The sound of water trickling can mean many things to many people, but for environmental activists, it might sound an alarm. With many people advocating for water conservation, Keene State College is being looked at as a major player in aiding that idea.
Keene Operations Manager for Water and Wastewater Treatment Aaron Costa said now is the best time to consider ways of conserving water. “It’s been a really dry year for us. Typically, we live in a really water-rich country and we’re fortunate for that, but we’ve had a good drought this year,” he said. Costa explained that the city of Keene has multiple sources of water.
“We have two surface water reservoirs that provided water to our drinking water plant…and we have four groundwater wells that we use to supplement that surface water site,” he said. However, he said for the time being, Keene has had to rely on the groundwater wells more so than in the past. Costa admitted he doesn’t entirely know why this drought has occurred, but he does know some beneficial ways to respond accordingly.
He said as a college promoting sustainability, KSC should do what they can to help. “We’re not in a dire state [and] we’re not in any dire shortage at this point, we’re just trying to get people to think about it more,” he said, “because every drop counts.”
Another individual thinking about every drop is KSC director of campus sustainability Cary Gaunt who said just because we’re in this drought doesn’t mean we should only think about water now. “Even if we were in a normal year of precipitation, water is still a finite supply, so we live in this place [and] on this planet with lots of other people and lots of other beings,” she said. “All of the living creatures…use water and there’s only a limit to [that] amount. So then the question becomes, are we taking more than our fair share or are we taking our fair share?”
Gaunt used the Colorado River as an example. The river, which runs through seven states and part of Mexico, provides water for 30 million people, according to National Geographic.
Gaunt said what happens with the Colorado River is that some people take more than their fair share of water, leaving very little for people in Mexico where the river ends. “By the time the river gets to Mexico, it’s literally dried up. So it means some people are being completely deprived of water…making it an environmental and social justice issue,” she said. She said we’re lucky we don’t share such severe struggles here in Keene or New Hampshire for that matter. Gaunt said, “It’s a way of thinking and being in the world [and asking] ‘what is my fair share of resources to take?’ We need to think about that as individuals, but also as an institution, as a college.”

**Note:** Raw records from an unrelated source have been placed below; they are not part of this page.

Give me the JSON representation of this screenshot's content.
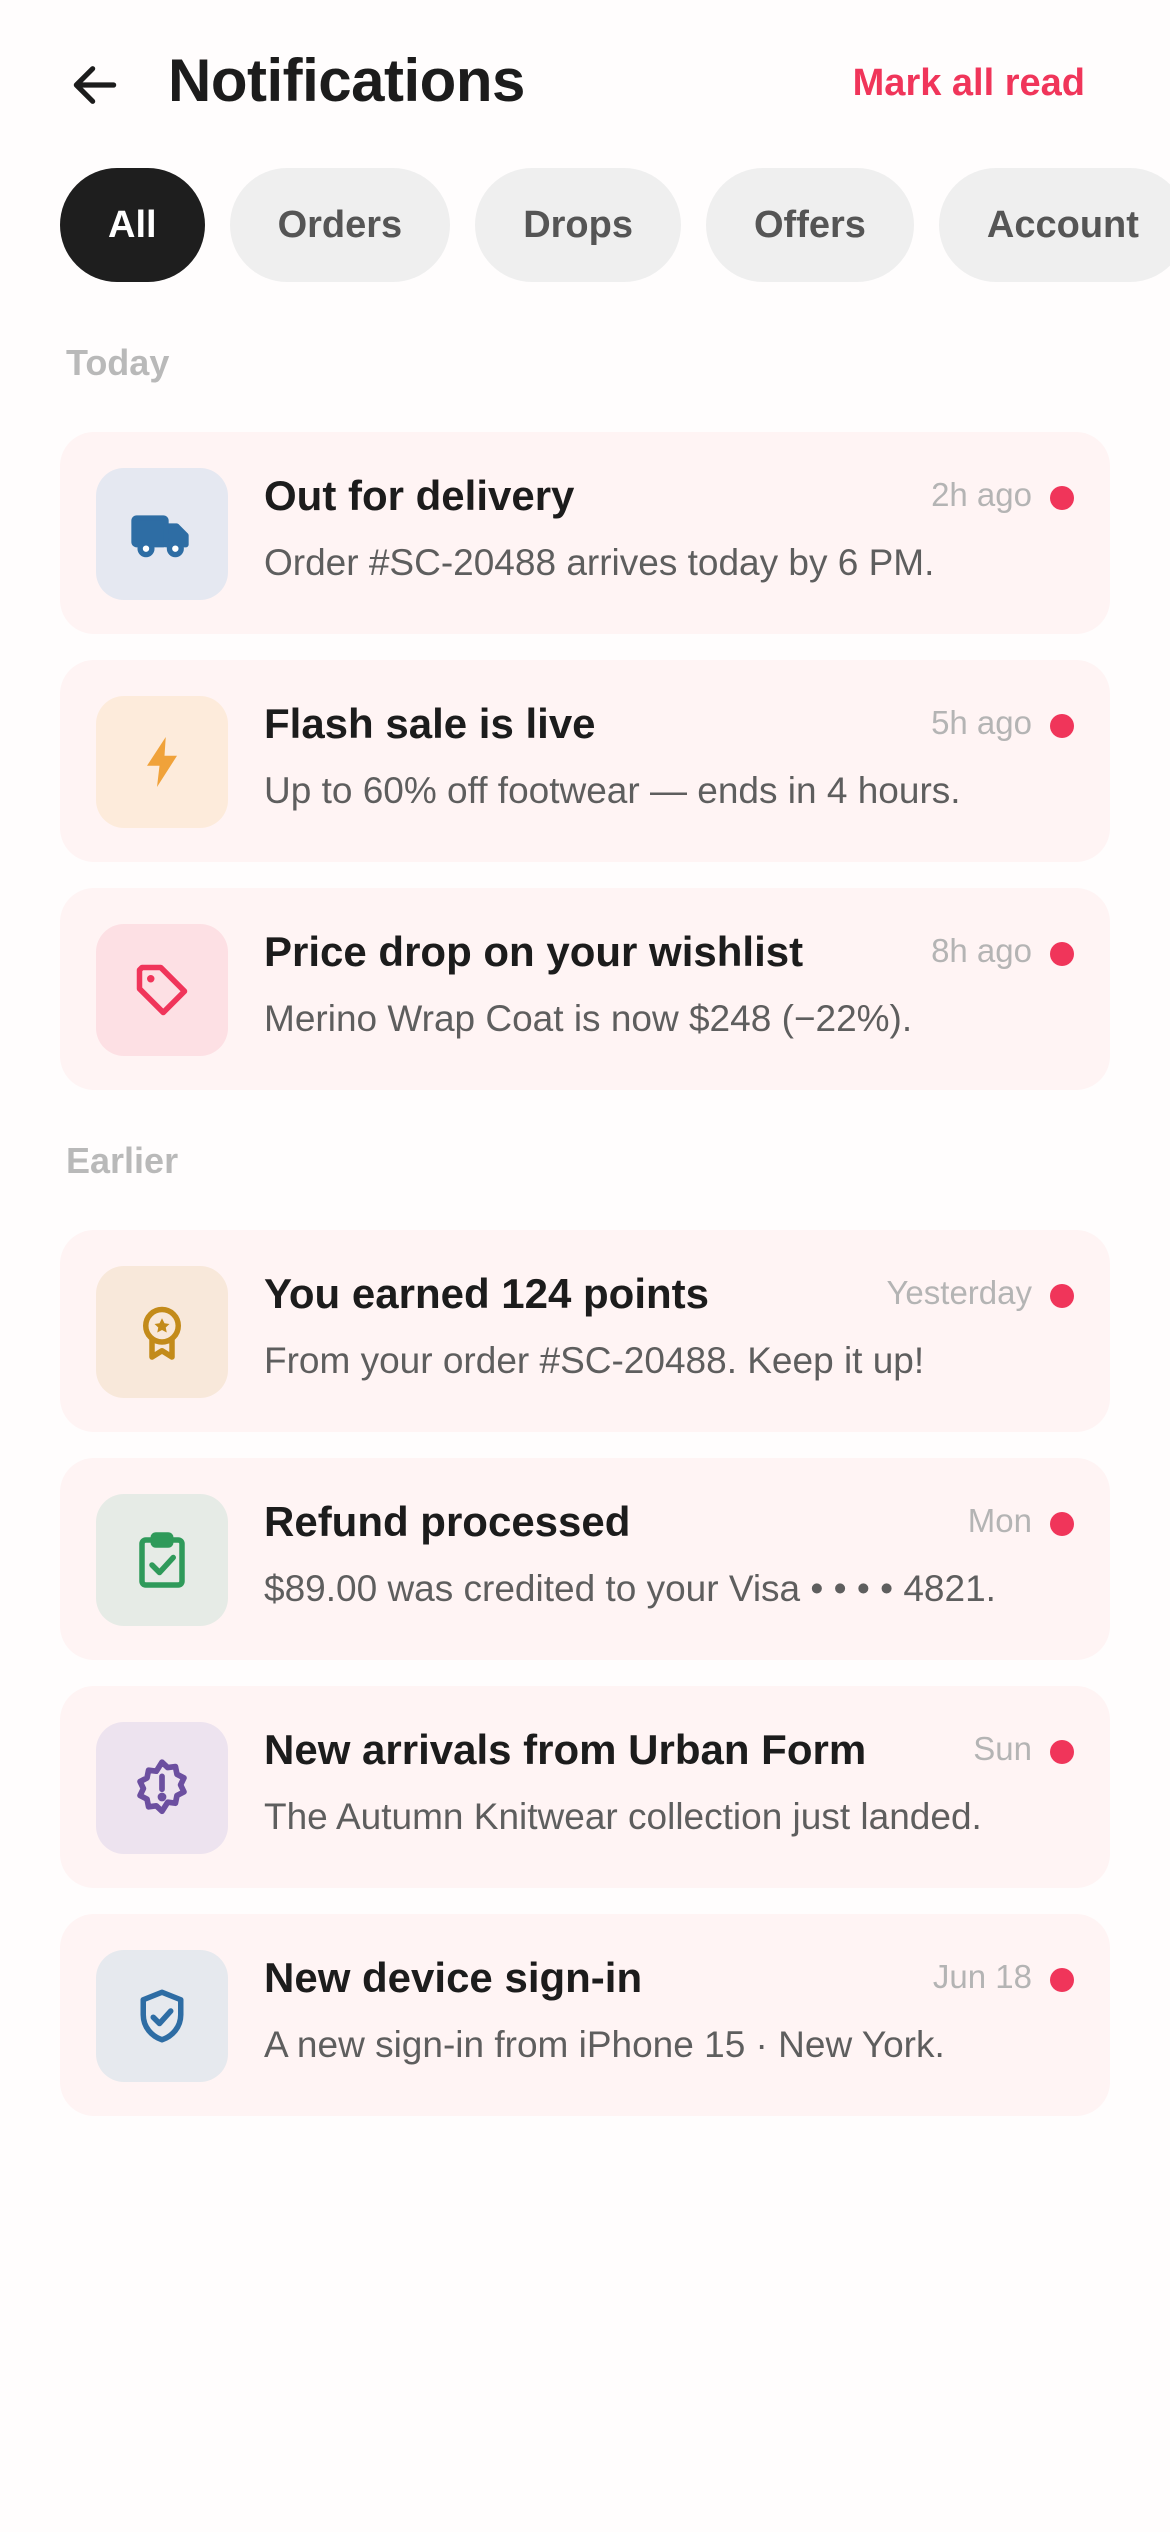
{
  "header": {
    "title": "Notifications",
    "mark_all_label": "Mark all read"
  },
  "filters": [
    "All",
    "Orders",
    "Drops",
    "Offers",
    "Account"
  ],
  "sections": {
    "today": "Today",
    "earlier": "Earlier"
  },
  "notifications": [
    {
      "icon": "truck-icon",
      "title": "Out for delivery",
      "body": "Order #SC-20488 arrives today by 6 PM.",
      "time": "2h ago",
      "unread": true,
      "icon_color": "#2e6da4",
      "bg": "#e5e8f1"
    },
    {
      "icon": "lightning-icon",
      "title": "Flash sale is live",
      "body": "Up to 60% off footwear — ends in 4 hours.",
      "time": "5h ago",
      "unread": true,
      "icon_color": "#f0a23a",
      "bg": "#fdebdb"
    },
    {
      "icon": "tag-icon",
      "title": "Price drop on your wishlist",
      "body": "Merino Wrap Coat is now $248 (−22%).",
      "time": "8h ago",
      "unread": true,
      "icon_color": "#f0355a",
      "bg": "#fde0e4"
    },
    {
      "icon": "badge-icon",
      "title": "You earned 124 points",
      "body": "From your order #SC-20488. Keep it up!",
      "time": "Yesterday",
      "unread": true,
      "icon_color": "#c38b1a",
      "bg": "#f8e8da"
    },
    {
      "icon": "clipboard-check-icon",
      "title": "Refund processed",
      "body": "$89.00 was credited to your Visa • • • • 4821.",
      "time": "Mon",
      "unread": true,
      "icon_color": "#2f9a5a",
      "bg": "#e6ebe6"
    },
    {
      "icon": "alert-badge-icon",
      "title": "New arrivals from Urban Form",
      "body": "The Autumn Knitwear collection just landed.",
      "time": "Sun",
      "unread": true,
      "icon_color": "#6c4fa0",
      "bg": "#ede3ef"
    },
    {
      "icon": "shield-check-icon",
      "title": "New device sign-in",
      "body": "A new sign-in from iPhone 15 · New York.",
      "time": "Jun 18",
      "unread": true,
      "icon_color": "#2e6da4",
      "bg": "#e6e9ee"
    }
  ]
}
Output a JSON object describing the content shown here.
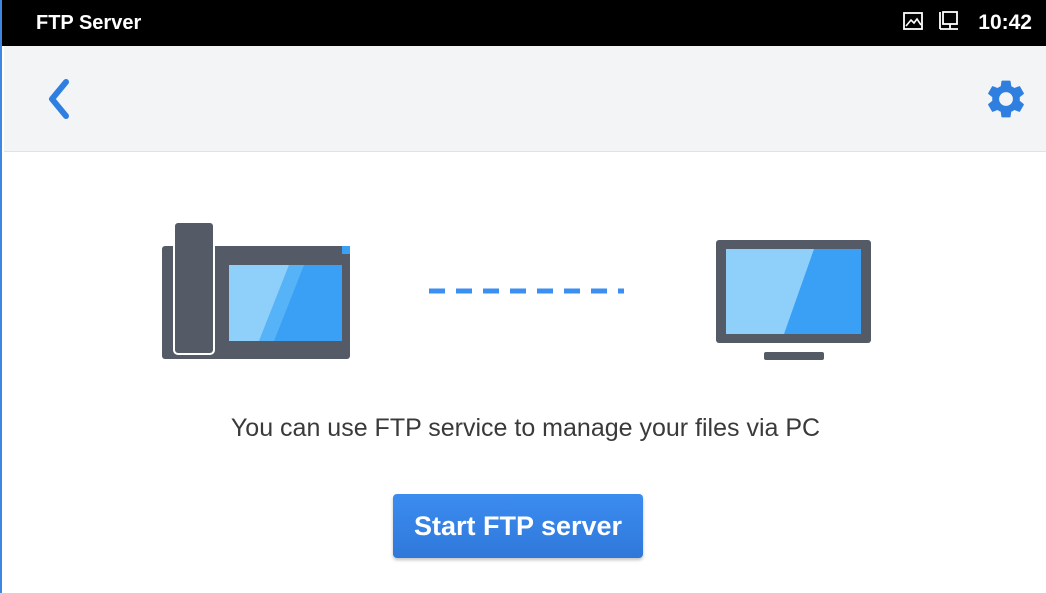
{
  "status_bar": {
    "title": "FTP Server",
    "time": "10:42",
    "icons": [
      "picture-icon",
      "ethernet-icon"
    ]
  },
  "toolbar": {
    "back_icon": "chevron-left-icon",
    "settings_icon": "gear-icon"
  },
  "main": {
    "message": "You can use FTP service to manage your files via PC",
    "start_button_label": "Start FTP server"
  },
  "colors": {
    "accent": "#2f7fe0",
    "status_bar_bg": "#000000",
    "toolbar_bg": "#f3f4f5",
    "device_gray": "#555b66",
    "screen_blue": "#3aa0f5"
  }
}
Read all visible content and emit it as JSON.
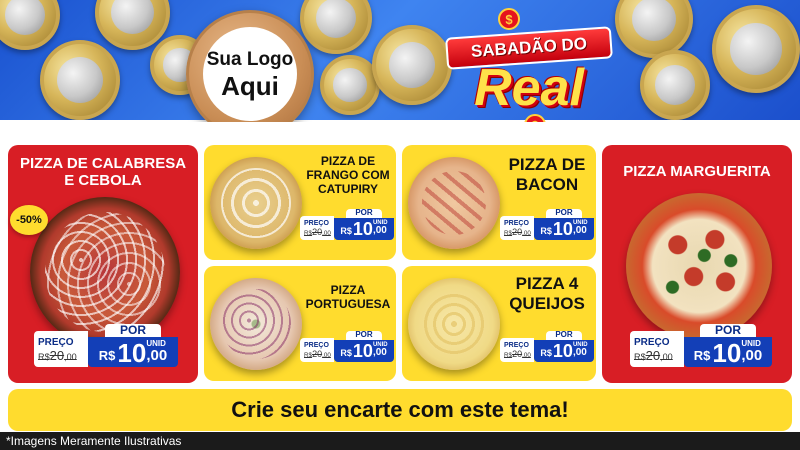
{
  "header": {
    "logo_line1": "Sua Logo",
    "logo_line2": "Aqui",
    "promo_ribbon": "SABADÃO DO",
    "promo_word": "Real",
    "dollar_symbol": "$"
  },
  "products": {
    "calabresa": {
      "title": "PIZZA DE CALABRESA E CEBOLA",
      "discount": "-50%",
      "price_label": "PREÇO",
      "old_price_prefix": "R$",
      "old_price_int": "20",
      "old_price_dec": ",00",
      "new_label": "POR",
      "currency": "R$",
      "new_int": "10",
      "new_dec": ",00",
      "unit": "UNID"
    },
    "frango": {
      "title": "PIZZA DE FRANGO COM CATUPIRY",
      "price_label": "PREÇO",
      "old_price_prefix": "R$",
      "old_price_int": "20",
      "old_price_dec": ",00",
      "new_label": "POR",
      "currency": "R$",
      "new_int": "10",
      "new_dec": ",00",
      "unit": "UNID"
    },
    "bacon": {
      "title": "PIZZA DE BACON",
      "price_label": "PREÇO",
      "old_price_prefix": "R$",
      "old_price_int": "20",
      "old_price_dec": ",00",
      "new_label": "POR",
      "currency": "R$",
      "new_int": "10",
      "new_dec": ",00",
      "unit": "UNID"
    },
    "marguerita": {
      "title": "PIZZA MARGUERITA",
      "price_label": "PREÇO",
      "old_price_prefix": "R$",
      "old_price_int": "20",
      "old_price_dec": ",00",
      "new_label": "POR",
      "currency": "R$",
      "new_int": "10",
      "new_dec": ",00",
      "unit": "UNID"
    },
    "portuguesa": {
      "title": "PIZZA PORTUGUESA",
      "price_label": "PREÇO",
      "old_price_prefix": "R$",
      "old_price_int": "20",
      "old_price_dec": ",00",
      "new_label": "POR",
      "currency": "R$",
      "new_int": "10",
      "new_dec": ",00",
      "unit": "UNID"
    },
    "queijos": {
      "title": "PIZZA 4 QUEIJOS",
      "price_label": "PREÇO",
      "old_price_prefix": "R$",
      "old_price_int": "20",
      "old_price_dec": ",00",
      "new_label": "POR",
      "currency": "R$",
      "new_int": "10",
      "new_dec": ",00",
      "unit": "UNID"
    }
  },
  "banner": {
    "text": "Crie seu encarte com este tema!"
  },
  "footer": {
    "text": "*Imagens Meramente Ilustrativas"
  },
  "colors": {
    "header_blue": "#1f5bd8",
    "card_red": "#d81e25",
    "card_yellow": "#ffdc2e",
    "price_blue": "#133fb7"
  }
}
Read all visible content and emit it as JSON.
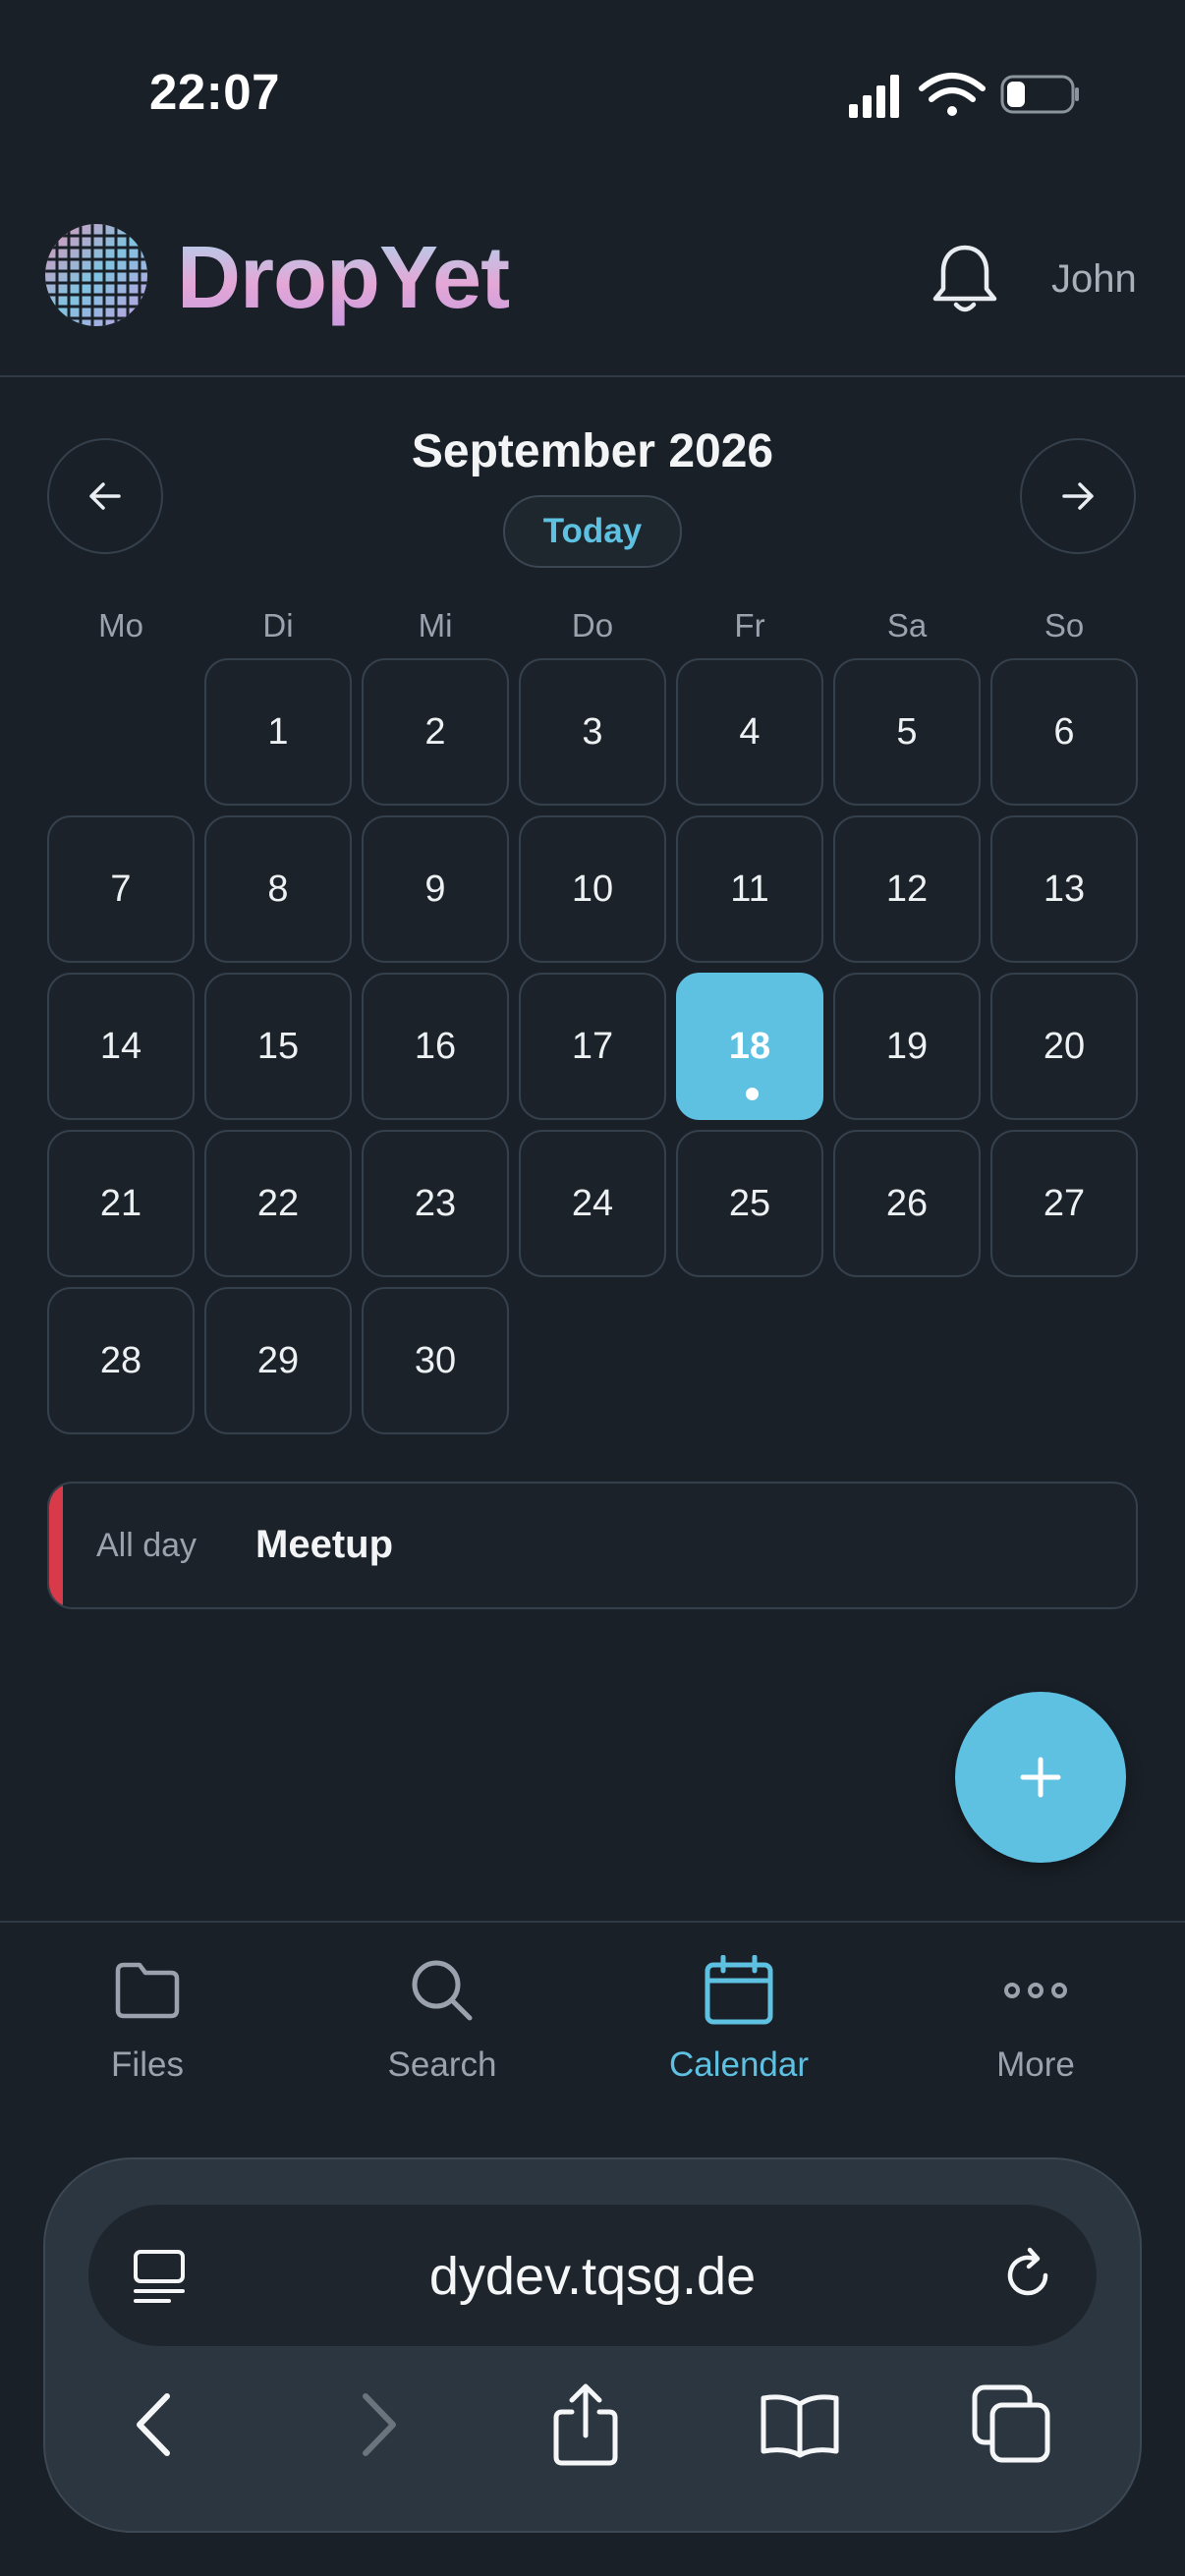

Gaunt said she does applaud the college for its successful efforts toward sustainability and awareness, but she said there is more that can be done. “Some of our older buildings…we have old fashioned toilets in them and…they tend to use over three gallons [of water] per flush which is a lot,” she said. “If we were to switch all of these out to low flow toilets, which are just as effective, trust me, we can cut that in half.” She said there are other options to conserve water such as switching to low flow shower heads and more effective faucets.
Gaunt said it can’t just be the administration of KSC working for change. “In terms of students…here’s an example. I walked into a dorm the other day…[and] I saw an athlete coming in and [they] literally put in shorts, socks and a t-shirt, which is a teeny tiny load, but it’s going to use all that water. So make sure you wash with full loads,” she said. “Be mindful about turning the water off when you brush your teeth. If you’re cooking…try to turn off water as often or frequently as you can.” She said taking shorter showers helps as well. “You can get just as clean with a two minute shower as you can with a 10 minute shower,” she said.
KSC sophomore Jason Thomas said he tries to be aware of what he can do to help. “I’m very aware of how much water we use [in my apartment],” he said. Thomas said he does this for two reasons: to save money and to be more sustainable.
He said he has a friend who lives in China and when they talk, they often converse about the environment. “If you look at the world as a whole, some areas are in a real need of water,” he said. “Clean water is so valuable.”
Gaunt suggested the website Water Use It Wisely, which has over 100 ways to conserve water, from watering plants with old ice cubes to turning off the shower when you wash your hair.